Ливия Звонникова: «Одинокий голос человека» начался для меня с просьбы Саши Сокурова проконсультировать его в связи с творчеством Платонова. Саша собирался экранизировать «Реку Потудань». ‹…› По первому разговору с Сашей мне стало понятно, что замысел фильма сложился и его изобразительное решение продумано. Разговор шел в основном о времени и пространстве платоновского мира. Мы сидели в аудитории, и он мне показывал огромную кипу фотографий, многие из которых вошли в «Одинокий голос». Тогда же Саша спросил меня, не знаю ли я сценариста, который мог бы написать для него сценарий. Я назвала ему Юру Арабова — студента из мастерской Николая Николаевича Фигуровского. ‹…›
Юрий Арабов: ‹…› Согласился из студенческого нахальства, что ли. Прочитал «Реку Потудань», которая мне весьма понравилась. Стал думать и гадать, как мне делать экранизацию. И решил, что самая элементарная метафора времени может разрешить проблемы экранной драматургии, которая требует линейного построения, фабульной внятности, по крайней мере. Мне представилось, что действие происходит в каком-то очень маленьком местечке, на островах разлившейся реки. Может, реки Потудани. Река, острова, петляние по улицам, которые внезапно обрываются, уходят под воду и из воды появляются — по-моему, это решало проблемы вхождения в ритм Платонова, в его прозу. ‹…›
Сергей Юриздицкий: ‹…› Снимали мы в очень тяжелых условиях. Правда, был студийный автобус — до ВГИКа Саша работал на Горьковском телевидении, у него там остались связи, благодаря чему мы получили какую-никакую помощь. ‹…› Я участвовал в формировании замысла только на самом раннем этапе, да и то в общих чертах — у меня были свои операторские задачи, которые устраивали Сокурова. Например, мне хотелось воспроизвести пластику Петрова-Водкина. Я увлекался исследованиями об искажении перспективы в живописи и старался избегать сходящихся линий в кадре. ‹…› Я воспроизводил эффект обратной перспективы Петрова-Водкина, который тот, в свою очередь, заимствовал из русской иконописи. С цветом и светом я работал совершенно интуитивно — просто проверял по себе: похоже — не похоже и снимал. ‹…›
Юрий Арабов: Осенью Сокуров вернулся с девятичастевой картиной. ‹…› несколько вещей мне понравилось чрезвычайно — в частности, весь эпизод на рынке. Именно по нему я понял: безусловно, это режиссер. Потом я смотрел картину второй, третий, четвертый раз. Она меня все меньше и меньше отталкивала, постепенно забирала. ‹…› Вот тогда и началась замечательная история, длинная-длинная история «Одинокого голоса» во ВГИКе. ‹…›
Сергей Юриздицкий Сокуров привез «Одинокий голос» в институт и показал его ректорату. Насколько я помню, реакция у всех была крайне негативной. У руководителя мастерской Згуриди, в том числе. А ректор, кажется, и вовсе не смотрел. ‹…›
Юрий Арабов Кафедра во главе с Герасимовым, за которым было последнее слово, посмотрела самое начало фильма. Затем из зала выскочил Сергей Аполлинариевич, блестя своей роскошной лысиной, а следом за ним помчался его ассистент Тавризян. И по-моему, в тот момент к Герасимову юзом подъехала Ливия Александровна, которая во всей эпопее принимала самое деятельное участие.

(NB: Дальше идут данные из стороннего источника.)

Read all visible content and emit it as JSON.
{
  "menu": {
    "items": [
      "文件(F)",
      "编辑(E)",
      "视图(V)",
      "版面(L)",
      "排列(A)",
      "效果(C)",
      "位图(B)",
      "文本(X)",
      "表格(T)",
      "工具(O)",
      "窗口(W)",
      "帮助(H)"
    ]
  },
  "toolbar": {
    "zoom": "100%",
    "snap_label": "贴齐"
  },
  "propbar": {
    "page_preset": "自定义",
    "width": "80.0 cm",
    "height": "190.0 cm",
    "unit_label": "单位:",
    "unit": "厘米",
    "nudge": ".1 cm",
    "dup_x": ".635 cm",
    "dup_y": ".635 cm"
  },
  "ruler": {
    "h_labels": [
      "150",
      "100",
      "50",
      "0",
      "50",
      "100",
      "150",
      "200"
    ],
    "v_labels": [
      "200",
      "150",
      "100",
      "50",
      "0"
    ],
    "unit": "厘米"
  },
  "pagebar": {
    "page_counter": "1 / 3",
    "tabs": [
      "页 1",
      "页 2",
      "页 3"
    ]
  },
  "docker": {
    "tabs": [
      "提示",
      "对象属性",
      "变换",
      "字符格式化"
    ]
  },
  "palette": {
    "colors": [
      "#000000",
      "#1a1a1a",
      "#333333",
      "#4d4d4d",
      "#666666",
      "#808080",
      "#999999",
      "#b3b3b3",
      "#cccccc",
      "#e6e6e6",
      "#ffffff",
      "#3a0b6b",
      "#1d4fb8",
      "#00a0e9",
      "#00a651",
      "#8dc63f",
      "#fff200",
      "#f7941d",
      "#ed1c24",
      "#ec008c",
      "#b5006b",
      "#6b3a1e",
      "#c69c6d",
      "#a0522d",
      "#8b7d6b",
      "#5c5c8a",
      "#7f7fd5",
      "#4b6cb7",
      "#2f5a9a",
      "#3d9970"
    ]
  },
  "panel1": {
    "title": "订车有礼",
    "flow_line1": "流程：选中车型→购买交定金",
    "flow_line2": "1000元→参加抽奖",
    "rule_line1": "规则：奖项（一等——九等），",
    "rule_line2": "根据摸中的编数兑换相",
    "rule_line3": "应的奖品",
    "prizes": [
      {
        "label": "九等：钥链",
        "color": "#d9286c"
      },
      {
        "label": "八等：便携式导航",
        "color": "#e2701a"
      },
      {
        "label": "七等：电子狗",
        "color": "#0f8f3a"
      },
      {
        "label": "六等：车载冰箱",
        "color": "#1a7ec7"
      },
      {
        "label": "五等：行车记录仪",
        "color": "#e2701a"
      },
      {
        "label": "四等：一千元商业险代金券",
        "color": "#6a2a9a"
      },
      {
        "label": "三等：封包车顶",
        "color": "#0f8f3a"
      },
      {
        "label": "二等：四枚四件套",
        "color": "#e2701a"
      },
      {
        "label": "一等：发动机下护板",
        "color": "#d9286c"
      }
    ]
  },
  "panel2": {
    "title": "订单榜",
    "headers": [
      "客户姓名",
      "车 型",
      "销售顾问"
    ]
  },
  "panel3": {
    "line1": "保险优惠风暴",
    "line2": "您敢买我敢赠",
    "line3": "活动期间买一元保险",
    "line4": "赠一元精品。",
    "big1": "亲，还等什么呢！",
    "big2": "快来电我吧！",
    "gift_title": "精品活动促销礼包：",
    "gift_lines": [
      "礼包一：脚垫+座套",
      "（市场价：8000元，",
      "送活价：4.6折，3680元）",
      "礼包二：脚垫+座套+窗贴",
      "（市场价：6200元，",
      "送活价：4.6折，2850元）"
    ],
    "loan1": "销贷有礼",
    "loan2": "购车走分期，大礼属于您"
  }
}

Ливия Звонникова Разумеется, я все видела и считала своим долгом получить ответ на вопрос, понравился ли фильм. Тавризян весь дрожал и все повторял одну и ту же фразу: ну нельзя же так, нельзя же так... А Герасимов произнес буквально следующее: картина не имеет никакого отношения к Платонову. Платонов — очень жизнерадостный писатель, а фильм навевает тоску. Очень многие молодые люди боятся смерти и снимают картины не про жизнь, а про смерть. Мне кажется, здесь мы имеем дело с тем же самым. Тогда я спросила его: а могли бы вы, Сергей Аполлинариевич, по первой фразе «Дамы с собачкой» понять смысл всего рассказа? Тут он задумался и ответил: может быть, вы и правы — я досмотрю. Но когда Саша узнал, что досмотреть фильм он велел Тавризяну, он просмотр устраивать отказался, понимая всю бесполезность этой затеи.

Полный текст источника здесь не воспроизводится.